Eu espero que o leitor não veja nestas minhas desconfianças uma qualquer má vontade em relação à Megaponera analis, embora as suas guerras predisponham a colocar-me mais do lado das térmitas (as formigas salalé da minha infância). O que quero é, perante um assunto contado de certa forma, trazer à baila outras versões possíveis. E aproveitando-me da atualidade, o tiroteio numa escola da Florida, 17 mortos, lá trago mais umas declarações de Donald Trump.

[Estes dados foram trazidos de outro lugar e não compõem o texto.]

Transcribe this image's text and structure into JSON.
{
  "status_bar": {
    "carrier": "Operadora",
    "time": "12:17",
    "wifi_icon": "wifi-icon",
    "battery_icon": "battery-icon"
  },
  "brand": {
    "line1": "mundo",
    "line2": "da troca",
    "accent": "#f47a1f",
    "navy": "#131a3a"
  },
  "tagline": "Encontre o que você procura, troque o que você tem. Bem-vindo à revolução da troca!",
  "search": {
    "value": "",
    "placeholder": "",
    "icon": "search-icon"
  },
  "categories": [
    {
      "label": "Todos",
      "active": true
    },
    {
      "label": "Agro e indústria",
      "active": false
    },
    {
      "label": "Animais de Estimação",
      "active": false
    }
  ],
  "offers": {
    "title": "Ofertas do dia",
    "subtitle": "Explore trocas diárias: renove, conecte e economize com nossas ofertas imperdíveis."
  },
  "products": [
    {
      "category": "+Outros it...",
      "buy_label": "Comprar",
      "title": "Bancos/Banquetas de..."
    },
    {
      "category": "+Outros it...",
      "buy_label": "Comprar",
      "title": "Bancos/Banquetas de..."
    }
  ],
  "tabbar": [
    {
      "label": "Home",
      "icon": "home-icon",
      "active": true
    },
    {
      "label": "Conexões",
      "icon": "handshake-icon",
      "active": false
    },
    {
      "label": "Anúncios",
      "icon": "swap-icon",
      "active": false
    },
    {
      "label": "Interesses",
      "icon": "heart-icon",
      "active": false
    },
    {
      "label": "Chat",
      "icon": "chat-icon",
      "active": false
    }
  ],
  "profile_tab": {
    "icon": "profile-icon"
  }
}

Logo na manhã seguinte ao morticínio, Trump fez este tweet: “Tantos sinais de que o atirador da Florida era um desequilibrado mental, já expulso da escola por razões de mau e errático comportamento. Os vizinhos e os seus colegas de aula sabiam que ele representava um grande problema. É preciso denunciá-los às autoridades, uma vez e outra e outra.” Horas depois, nova intervenção de Trump: “Se têm necessidade de ajuda, falem com um membro da vossa família, com um professor, com um agente da autoridade ou um responsável religioso.” Portanto, a versão presidencial é: o assassino era um maluco e não foi denunciado suficientemente.

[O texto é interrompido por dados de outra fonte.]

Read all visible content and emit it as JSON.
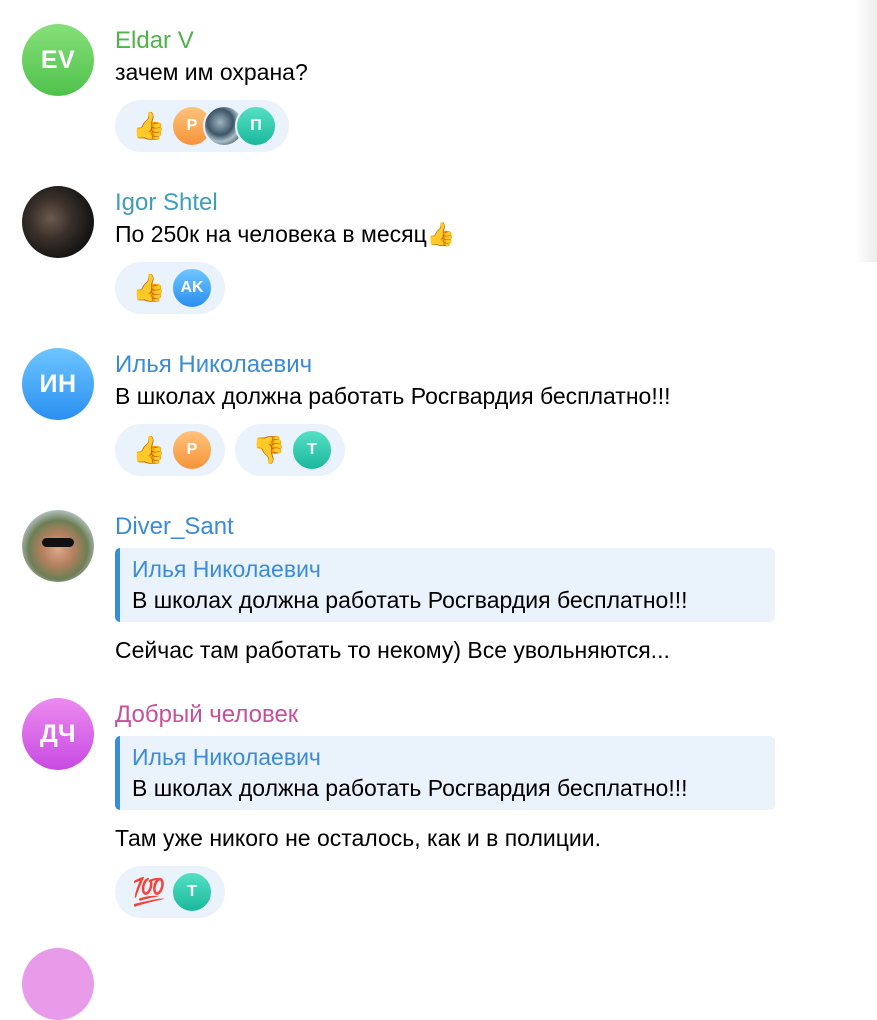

Provavelmente, lá estou eu com as minhas desconfianças, por vezes até tolas. Mas arrisco-me a dar outra versão, outra forma de ver a coisa, talvez sem ter nada que ver com o assunto. Mas lá vai a minha versão. A versão AR-15. Rifle de assalto, semiautomático. Levezinho, três quilos. Disparo simples ou intermitente triplo ou disparos contínuos, uma simples patilha decide. Cartuchos de alta velocidade de pequeno calibre para permitir o matador transportar mais munições. Para quê grossos calibres quando o efeito conta-se um a um (nesta semana, até 17)? Basta calibre levezinho para furar os ossos do crânio de um garoto.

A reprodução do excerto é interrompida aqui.